I'm not saying Etsy doesn't have somewhat higher system costs than others but I doubt it's the cause of their issues.
Skills -- yes. Scale? That's kind of the point, nowadays. You don't need a large staff to accomplish scale.
> I doubt it's the cause of their issues.
Their eng/ops approach wasn't the cause of any business issues, AFAIK. That's why my comment is directed around what happens when business performance suffers -- you start looking for cost reductions.
But every time I asked about the tech, I was disappointed. They wanted me to come in and work on a bunch of PHP code. When I asked about the details, from the hiring manager, I was told that it was, basically, a big monolithic PHP thing. I've no idea if they later moved to microservices, but I have been traumatized by a few too many encounters with horrendous blobs of PHP. For me, its become a bit of a heuristic. If a company is apparently working with a big blob of PHP, I am wary. I need to hear very good things about that company, to offset that wariness.
More recently I've read criticisms of their search system. At the risk of indulging in "confirmation bias", I'll say this (bad search) is exactly what I would have predicted, based on what I'd heard 3 to 5 years ago.
With the former using "old, boring" tools, as they have been battle-proven time and again, and the latter using $dailyhype, as that's the thing that looks best on your CV right now.
I guess this comes down to personal preferences, and whether you value the tech environment, or the business environment. I'd rather do unexciting work in a profitable company, than exciting work in a company with a writing on the wall.
this is a very good point
https://blog.etsy.com/news/2012/office-ecology-composting-at...
But didn't they have a layoff a month ago? Isn't there a management saying that goes something like "If you're going to eat shit, eat enough so you only have to do it once", specifically about layoffs?
Etsy engineers (and other workers) reading this, I wish you good luck! May you survive and thrive through tough times.
I also read that they were also hiring a lot of bootcamp grads. It would be interesting to see the percentage of layoffs coming from bootcamps.
I would personally argue that it's a lot more common of a luxury to promote okay-but-not-great men into management instead of letting them go, and a company motivated by capitalist concerns should focus more on eliminating those sinecures than eliminating bootcamp grads, who often can't command a high salary anyway. But then again, Etsy did cancel their entire summer internship program with two weeks' notice, which can't have saved them much money at all, so I'm not sure how responsible/rational they're being in their capitalist motivations.
if they need to cut cost, they should start firing males, if anything, right?
> ... the senior staff, including Miss Eickhoff, Judith Mackey and Lucille Wu, is mostly female. Mr. Greenspan explains the gender bias with the free-market pragmatism that has become his hallmark: "I always valued men and women equally, and I found that because others did not, good women economists were cheaper than men.
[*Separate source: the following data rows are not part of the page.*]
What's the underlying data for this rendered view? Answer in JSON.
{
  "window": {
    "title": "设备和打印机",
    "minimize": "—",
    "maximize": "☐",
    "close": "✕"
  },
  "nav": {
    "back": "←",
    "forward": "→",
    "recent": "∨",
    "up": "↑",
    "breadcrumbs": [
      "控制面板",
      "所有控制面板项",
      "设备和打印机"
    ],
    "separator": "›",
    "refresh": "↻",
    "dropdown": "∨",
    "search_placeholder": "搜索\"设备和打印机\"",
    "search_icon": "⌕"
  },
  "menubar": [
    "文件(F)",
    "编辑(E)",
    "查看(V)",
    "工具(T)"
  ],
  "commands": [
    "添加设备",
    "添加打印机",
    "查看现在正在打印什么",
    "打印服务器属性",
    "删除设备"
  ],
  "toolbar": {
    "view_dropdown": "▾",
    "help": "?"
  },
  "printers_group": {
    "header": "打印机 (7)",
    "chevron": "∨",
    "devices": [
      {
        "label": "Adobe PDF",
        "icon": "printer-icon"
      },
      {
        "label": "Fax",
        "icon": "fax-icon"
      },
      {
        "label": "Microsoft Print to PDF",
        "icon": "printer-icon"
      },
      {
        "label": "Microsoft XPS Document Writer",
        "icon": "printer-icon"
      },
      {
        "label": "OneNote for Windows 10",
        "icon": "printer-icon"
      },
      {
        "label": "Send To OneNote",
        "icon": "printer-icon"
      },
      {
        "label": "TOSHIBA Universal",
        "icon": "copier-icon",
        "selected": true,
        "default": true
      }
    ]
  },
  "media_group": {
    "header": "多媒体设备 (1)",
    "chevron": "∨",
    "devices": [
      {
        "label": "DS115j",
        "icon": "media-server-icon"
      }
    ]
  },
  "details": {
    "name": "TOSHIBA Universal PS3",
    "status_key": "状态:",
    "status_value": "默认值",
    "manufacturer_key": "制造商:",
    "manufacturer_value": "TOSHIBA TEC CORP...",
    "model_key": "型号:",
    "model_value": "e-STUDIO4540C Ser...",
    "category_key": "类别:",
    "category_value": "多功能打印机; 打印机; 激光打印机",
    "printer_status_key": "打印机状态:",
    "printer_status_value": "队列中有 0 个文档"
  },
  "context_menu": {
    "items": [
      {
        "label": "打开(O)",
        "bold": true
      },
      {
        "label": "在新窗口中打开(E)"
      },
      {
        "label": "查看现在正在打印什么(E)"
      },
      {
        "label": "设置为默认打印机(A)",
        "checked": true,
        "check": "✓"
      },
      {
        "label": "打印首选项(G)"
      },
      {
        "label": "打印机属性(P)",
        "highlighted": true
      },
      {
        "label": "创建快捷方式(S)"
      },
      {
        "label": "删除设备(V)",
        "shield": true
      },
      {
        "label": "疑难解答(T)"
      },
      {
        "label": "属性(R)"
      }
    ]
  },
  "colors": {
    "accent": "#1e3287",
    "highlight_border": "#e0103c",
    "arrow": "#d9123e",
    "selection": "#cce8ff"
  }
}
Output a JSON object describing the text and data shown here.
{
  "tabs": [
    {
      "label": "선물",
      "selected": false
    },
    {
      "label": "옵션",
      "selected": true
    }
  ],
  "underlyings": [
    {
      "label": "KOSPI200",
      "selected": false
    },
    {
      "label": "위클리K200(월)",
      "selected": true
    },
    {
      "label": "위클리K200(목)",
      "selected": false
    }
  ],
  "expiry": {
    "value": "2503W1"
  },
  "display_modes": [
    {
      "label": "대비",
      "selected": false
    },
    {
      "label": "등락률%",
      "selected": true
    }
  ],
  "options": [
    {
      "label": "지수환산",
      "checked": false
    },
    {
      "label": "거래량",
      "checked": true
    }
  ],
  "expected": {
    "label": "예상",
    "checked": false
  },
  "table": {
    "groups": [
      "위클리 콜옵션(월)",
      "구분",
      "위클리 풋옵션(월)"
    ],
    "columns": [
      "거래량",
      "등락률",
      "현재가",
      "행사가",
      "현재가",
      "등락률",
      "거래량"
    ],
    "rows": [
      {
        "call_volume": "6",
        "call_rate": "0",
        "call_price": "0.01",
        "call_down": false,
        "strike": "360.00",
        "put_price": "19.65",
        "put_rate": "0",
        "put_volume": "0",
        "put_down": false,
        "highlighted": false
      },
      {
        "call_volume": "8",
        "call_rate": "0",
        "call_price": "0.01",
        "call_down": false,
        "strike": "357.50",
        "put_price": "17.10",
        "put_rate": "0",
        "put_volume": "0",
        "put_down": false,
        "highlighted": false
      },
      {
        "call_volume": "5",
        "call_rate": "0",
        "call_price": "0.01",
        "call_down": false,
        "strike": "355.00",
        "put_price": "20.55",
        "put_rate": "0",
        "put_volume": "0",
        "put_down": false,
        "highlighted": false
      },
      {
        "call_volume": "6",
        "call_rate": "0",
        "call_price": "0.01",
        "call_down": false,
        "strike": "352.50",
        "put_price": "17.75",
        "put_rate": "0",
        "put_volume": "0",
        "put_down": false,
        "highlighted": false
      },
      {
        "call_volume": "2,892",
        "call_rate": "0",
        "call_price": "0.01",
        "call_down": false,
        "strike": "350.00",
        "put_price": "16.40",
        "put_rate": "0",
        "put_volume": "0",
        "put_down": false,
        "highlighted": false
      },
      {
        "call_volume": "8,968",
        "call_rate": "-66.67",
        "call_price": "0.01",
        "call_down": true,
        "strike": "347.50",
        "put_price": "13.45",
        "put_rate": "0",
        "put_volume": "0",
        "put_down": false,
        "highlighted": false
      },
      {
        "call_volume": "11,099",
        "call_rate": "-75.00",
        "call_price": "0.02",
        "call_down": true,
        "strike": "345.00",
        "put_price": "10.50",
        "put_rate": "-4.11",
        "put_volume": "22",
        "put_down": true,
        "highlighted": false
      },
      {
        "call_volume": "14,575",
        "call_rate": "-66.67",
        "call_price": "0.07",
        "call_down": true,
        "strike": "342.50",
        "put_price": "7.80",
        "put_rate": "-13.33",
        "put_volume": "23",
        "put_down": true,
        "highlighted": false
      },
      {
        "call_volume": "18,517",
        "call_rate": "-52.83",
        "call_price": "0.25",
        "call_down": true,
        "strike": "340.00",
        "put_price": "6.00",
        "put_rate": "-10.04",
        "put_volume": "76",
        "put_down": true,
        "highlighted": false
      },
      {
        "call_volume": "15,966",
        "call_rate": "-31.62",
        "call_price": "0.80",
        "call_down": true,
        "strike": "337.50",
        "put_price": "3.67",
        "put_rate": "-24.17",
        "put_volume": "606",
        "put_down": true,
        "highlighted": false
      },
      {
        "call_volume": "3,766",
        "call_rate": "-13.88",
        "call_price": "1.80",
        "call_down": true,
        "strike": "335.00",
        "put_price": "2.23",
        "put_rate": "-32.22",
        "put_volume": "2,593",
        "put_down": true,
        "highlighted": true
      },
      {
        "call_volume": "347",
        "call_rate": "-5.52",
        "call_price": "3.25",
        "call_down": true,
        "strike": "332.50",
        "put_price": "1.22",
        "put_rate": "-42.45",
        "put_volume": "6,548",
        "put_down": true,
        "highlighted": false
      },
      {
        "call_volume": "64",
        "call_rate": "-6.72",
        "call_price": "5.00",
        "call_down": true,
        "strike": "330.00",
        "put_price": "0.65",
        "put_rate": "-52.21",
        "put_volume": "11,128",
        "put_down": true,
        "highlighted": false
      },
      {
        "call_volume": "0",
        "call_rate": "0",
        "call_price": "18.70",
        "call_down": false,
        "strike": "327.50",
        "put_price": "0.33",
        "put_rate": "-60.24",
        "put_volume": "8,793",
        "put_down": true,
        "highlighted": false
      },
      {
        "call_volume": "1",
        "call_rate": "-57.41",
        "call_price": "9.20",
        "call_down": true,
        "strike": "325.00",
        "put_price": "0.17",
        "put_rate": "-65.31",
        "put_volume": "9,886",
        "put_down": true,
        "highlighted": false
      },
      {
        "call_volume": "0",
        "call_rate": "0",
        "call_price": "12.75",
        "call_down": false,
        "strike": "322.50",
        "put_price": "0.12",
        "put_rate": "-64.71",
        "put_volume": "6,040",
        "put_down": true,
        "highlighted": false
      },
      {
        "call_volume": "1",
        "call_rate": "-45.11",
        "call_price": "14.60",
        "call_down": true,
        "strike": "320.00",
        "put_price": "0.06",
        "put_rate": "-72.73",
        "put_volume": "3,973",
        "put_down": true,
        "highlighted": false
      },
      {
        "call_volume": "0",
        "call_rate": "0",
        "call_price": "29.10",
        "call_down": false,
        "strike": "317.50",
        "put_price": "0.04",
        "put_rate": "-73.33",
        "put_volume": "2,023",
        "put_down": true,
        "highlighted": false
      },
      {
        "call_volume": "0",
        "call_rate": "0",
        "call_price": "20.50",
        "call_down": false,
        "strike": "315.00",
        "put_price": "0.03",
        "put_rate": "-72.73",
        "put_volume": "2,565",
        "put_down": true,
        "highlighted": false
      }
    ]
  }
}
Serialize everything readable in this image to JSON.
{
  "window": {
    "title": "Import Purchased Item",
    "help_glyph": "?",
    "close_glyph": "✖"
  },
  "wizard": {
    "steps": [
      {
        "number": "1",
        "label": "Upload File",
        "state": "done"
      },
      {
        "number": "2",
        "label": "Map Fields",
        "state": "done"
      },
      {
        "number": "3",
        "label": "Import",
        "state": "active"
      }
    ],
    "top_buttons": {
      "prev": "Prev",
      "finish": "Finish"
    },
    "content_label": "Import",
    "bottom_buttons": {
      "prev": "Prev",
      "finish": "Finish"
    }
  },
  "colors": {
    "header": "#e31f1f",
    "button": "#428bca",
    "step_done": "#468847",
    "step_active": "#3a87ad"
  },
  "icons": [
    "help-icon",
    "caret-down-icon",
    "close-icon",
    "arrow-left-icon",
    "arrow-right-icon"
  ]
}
Hiring women does two things: It gives us better quality work for less money, and it raises the market value of women."
As for Etsy, did they actually have 'diversity initiatives' within the company? What doe that even mean?
Not so much a bang, more of a fizzle as "the big kids" come in and cut deeply.
That and investors keeping out of seed-stage funding because it has gotten so bloated by everyone wanting their own startup.
I've seen Genius, Etsy, Uber... etc. It seems like a lot more startups are getting shook up and cut down.
They appear to have a very nice business that's trading for a reasonable four times sales and likely heading toward profitability. What's the problem? Cutting bloat is exactly what they should be doing, it'll drive them to profitability faster.
But I would warn them, based on prior experience, that having a pile of cash can turn you into a target for takeover from someone who wants your cash. Once the companies merge, all that cash becomes 'our' cash and they can use it to buy themselves a couple extra years of burn rate.